Photo : Radio-Canada / Erik White

Le chef Leo Friday espère convaincre le gouvernement d’accélérer la réinstallation de la communauté. Ce sera triste si ça prend un autre dix ans. Voyez ce que nous avons perdu déjà.

Stephane Friday, membre du conseil de bande de la Première Nation de Kashechewan, a récemment visité le nouvel emplacement.

Portrait d'un homme.

Stephane Friday est conseiller de bande à Kashechewan et est également le planificateur communautaire qui dirige les plans de la nouvelle collectivité au site 5.

Photo : Radio-Canada / Erik White

J’ai une vision de notre communauté établie ici et de beaucoup de possibilités pour nos membres, affirme-t-il.

Ils n'auraient plus à subir les évacuations printanières annuelles en raison des crues.

Le chef adjoint Hosea Wesley s'est joint à Stephane Friday : Je suis très enthousiaste pour la jeune génération qui aura un endroit sécuritaire pour vivre.

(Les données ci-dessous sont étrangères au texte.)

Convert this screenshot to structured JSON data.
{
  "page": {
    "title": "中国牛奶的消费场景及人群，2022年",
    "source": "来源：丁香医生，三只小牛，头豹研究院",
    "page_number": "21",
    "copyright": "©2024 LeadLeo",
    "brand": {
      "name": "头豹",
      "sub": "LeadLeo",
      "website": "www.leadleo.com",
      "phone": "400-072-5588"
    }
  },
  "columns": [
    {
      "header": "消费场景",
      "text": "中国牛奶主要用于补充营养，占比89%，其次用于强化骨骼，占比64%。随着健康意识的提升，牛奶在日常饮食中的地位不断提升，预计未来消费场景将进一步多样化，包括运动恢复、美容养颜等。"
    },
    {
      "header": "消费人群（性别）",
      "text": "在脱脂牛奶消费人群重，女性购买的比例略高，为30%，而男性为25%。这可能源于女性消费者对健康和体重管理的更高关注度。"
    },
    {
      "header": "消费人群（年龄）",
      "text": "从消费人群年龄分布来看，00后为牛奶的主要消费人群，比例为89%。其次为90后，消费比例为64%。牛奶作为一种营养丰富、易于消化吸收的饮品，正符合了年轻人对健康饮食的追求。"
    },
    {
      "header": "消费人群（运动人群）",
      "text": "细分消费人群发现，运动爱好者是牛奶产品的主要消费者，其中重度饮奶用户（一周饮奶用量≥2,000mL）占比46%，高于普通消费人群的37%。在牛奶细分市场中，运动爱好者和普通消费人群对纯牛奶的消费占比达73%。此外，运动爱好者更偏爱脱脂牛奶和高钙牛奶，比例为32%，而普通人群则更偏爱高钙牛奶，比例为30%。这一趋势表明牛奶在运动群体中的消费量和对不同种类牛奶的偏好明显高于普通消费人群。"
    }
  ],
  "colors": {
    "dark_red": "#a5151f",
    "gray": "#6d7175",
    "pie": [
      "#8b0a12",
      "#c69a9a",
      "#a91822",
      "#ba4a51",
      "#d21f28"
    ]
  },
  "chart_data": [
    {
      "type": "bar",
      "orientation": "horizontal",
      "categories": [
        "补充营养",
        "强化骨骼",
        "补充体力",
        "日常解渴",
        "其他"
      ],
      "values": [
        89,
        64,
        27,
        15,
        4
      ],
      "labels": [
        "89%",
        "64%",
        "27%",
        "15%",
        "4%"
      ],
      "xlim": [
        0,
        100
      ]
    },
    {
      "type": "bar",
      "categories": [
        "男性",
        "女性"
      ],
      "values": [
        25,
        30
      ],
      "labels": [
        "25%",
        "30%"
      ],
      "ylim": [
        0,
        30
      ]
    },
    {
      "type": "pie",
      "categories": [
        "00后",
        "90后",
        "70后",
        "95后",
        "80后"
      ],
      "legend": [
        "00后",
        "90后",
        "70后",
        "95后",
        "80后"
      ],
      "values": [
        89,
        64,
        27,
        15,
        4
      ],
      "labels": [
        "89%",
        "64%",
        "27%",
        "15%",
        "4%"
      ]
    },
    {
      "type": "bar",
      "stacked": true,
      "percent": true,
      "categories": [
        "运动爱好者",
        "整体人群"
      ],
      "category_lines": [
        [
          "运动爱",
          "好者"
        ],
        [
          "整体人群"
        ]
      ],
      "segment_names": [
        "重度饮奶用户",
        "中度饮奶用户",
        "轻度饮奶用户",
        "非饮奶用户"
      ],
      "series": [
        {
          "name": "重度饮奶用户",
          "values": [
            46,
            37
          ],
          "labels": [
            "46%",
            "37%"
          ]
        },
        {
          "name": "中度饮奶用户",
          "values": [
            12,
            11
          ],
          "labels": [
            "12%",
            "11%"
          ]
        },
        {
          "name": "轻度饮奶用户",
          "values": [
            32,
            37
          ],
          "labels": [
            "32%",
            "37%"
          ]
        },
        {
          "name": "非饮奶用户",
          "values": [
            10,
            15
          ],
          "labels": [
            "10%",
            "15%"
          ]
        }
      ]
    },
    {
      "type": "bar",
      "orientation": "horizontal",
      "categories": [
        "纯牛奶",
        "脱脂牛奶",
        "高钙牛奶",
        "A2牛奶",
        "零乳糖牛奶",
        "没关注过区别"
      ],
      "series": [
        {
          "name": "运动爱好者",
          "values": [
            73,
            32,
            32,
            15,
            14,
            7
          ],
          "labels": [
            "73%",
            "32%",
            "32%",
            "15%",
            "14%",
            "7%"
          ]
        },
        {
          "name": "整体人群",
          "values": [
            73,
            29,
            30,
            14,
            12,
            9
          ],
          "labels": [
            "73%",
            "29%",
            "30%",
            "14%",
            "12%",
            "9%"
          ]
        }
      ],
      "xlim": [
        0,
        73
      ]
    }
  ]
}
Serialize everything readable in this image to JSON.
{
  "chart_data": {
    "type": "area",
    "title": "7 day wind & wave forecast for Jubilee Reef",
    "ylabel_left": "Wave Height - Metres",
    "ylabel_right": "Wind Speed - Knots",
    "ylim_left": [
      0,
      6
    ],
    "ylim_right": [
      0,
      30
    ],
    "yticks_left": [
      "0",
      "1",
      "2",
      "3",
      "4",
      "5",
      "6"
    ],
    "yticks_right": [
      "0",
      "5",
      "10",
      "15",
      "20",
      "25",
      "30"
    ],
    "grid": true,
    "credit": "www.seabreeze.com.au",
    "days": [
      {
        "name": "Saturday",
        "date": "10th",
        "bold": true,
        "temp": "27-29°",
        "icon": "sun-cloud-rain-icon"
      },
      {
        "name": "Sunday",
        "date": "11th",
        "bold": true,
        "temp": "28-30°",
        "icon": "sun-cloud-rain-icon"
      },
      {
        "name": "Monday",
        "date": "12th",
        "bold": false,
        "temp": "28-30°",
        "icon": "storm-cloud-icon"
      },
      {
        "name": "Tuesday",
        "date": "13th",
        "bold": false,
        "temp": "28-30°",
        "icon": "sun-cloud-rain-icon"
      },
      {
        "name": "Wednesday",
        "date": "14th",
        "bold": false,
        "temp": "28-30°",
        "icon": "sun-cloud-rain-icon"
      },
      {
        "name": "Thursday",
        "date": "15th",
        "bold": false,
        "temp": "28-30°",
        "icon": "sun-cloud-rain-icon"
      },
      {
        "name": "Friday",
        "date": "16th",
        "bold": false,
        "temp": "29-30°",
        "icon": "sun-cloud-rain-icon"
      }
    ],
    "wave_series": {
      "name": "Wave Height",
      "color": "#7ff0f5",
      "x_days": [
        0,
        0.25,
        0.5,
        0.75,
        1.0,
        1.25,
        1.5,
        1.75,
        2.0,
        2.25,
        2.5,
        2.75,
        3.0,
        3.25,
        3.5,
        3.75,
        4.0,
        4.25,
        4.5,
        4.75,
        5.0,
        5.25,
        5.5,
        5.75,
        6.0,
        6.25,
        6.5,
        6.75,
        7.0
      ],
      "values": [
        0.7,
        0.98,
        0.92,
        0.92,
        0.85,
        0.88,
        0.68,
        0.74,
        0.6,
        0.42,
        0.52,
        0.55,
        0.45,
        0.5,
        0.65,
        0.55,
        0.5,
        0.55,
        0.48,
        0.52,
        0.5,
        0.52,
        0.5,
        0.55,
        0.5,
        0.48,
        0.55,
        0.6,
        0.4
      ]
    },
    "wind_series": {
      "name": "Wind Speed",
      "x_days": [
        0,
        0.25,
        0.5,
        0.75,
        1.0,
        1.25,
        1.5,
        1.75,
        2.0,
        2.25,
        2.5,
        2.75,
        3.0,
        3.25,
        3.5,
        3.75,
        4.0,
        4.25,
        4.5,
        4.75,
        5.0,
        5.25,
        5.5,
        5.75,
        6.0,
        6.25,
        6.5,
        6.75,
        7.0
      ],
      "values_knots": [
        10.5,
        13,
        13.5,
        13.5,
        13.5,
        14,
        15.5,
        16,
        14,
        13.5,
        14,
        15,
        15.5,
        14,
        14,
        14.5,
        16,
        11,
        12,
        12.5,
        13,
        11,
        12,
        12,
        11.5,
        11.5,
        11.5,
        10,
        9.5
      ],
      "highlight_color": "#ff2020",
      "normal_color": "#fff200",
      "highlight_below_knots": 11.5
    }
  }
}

Un homme sur une embarcation.

Le chef adjoint de Kashechewan, Hosea Wesley, sur la rivière Albany, en route vers l'emplacement futur de la collectivité au site 5.

Photo : Radio-Canada / Erik White

Mais beaucoup de travail reste à faire, notamment des négociations complexes pour étendre les frontières de la Première Nation afin qu'elles englobent le nouvel emplacement.

Il s'agit actuellement de terres de la Couronne appartenant au gouvernement de l'Ontario, et les négociations devraient inclure la Première Nation voisine de Fort Albany, qui, 60 ans après la séparation en deux de la collectivité, partage toujours les terres de la réserve avec Kashechewan.

Une rivière.

Vue de la rivière Albany du haut de la rive au site 5, où la nouvelle collectivité de Kashechewan doit être construite.

Photo : Radio-Canada / Erik White

À la vue de ces obstacles, certains dans la communauté, comme James Wesley, doutent si Kashechewan sera vraiment réinstallé un jour : Je ne crois pas [que ce sera durant] ma vie, non. Dans 15 ou 20 ans, je serai probablement mort à ce moment-là.

La communauté continue de faire pression sur le gouvernement fédéral pour qu'il respecte son engagement, le plus rapidement possible.